Malric scoffed. “He’s the king. He can do whatever he wants. Believe me, he has been doing that for years. If you’re his daughter, there’s nothing he wouldn’t do to save you.”

She hugged herself, rocking slightly on her feet, her head focused down. Panic remained high. I sensed we were about to lose her if we pushed too hard.

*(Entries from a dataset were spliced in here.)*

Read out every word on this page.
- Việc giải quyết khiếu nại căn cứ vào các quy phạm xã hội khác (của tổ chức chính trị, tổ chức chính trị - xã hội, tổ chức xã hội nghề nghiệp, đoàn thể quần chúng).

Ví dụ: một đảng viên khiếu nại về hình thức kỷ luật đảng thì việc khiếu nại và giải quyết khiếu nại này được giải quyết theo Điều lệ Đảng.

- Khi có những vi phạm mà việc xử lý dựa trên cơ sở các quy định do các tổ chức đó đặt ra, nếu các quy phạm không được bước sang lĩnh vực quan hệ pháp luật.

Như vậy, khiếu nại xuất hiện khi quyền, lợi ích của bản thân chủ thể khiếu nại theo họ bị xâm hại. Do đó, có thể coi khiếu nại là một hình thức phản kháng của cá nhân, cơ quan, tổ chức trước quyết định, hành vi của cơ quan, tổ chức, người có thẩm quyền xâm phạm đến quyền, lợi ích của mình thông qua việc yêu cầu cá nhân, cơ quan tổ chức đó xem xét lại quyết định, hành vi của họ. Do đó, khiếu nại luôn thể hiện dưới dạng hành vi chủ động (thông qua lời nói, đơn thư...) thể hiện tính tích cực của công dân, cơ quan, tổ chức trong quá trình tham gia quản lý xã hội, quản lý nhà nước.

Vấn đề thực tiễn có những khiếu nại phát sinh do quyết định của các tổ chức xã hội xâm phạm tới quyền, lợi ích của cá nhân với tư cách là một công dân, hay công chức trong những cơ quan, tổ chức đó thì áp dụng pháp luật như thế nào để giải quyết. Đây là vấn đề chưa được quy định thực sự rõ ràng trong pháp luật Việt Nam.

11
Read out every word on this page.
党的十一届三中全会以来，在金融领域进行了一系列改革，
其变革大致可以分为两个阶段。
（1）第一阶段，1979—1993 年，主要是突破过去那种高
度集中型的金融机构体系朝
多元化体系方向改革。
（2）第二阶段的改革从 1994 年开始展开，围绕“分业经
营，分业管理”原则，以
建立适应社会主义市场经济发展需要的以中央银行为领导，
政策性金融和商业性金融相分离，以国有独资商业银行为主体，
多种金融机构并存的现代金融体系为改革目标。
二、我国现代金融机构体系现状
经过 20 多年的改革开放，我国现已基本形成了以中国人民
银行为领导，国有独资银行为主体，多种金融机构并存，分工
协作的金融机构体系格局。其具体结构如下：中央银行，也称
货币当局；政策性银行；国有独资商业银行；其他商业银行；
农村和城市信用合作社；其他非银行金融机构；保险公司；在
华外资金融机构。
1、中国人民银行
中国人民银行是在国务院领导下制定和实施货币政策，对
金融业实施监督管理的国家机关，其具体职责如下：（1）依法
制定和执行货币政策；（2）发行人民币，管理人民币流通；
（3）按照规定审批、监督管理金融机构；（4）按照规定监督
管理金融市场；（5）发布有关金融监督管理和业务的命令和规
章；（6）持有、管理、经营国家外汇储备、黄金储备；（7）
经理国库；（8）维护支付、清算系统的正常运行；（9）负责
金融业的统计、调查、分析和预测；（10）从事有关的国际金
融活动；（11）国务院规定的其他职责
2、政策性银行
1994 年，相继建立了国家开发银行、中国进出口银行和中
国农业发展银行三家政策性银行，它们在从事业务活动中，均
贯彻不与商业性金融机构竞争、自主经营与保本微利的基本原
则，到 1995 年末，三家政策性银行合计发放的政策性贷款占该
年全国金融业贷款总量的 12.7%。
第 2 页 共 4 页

The tower hummed underfoot.

The scent thickened.

Caught between them, I sensed the tension in my bond with Malric due to recent events. The mission had become complicated, and I knew the outcome would either unite us or divide us.

Chapter Four

MALRIC

The room was too warm.

Not from fire or sun, but from her. From the way her scent had soaked into the stone, into the linens, into the air itself until every breath carried it deep, bypassing reason and drilling straight into instinct. Warm honey. Sweet spice. Silver blossom. It coated the back of my throat like syrup.

Mine.

The word came with my pulse, sharp and uninvited. I kept my face still as if my body were not turning against me one slow inch at a time, my alpha tightening in my chest, my hand itching to reach, to anchor, to take.

I didn’t move. I clawed for my discipline, needing it to keep me from drawing in her scent.

I watched Aveline with the same detachment I used on a battlefield, cataloging details that mattered and forcing the rest into a locked box. Her posture pinned to the wall. Her hands at her stomach. Her gaze darting between Thane and me as if deciding which blade would fall first.

Aveline said her father was the king.

That single fact rearranged the entire mission in my head, shifting pieces into place with brutal efficiency. The Wyrdwood.The binding stones. The tower that didn’t belong in this forest. The wards layered like cages within cages. This was not a random prison. It was a vault.

The king hid his most valuable assets where only old magic could keep them.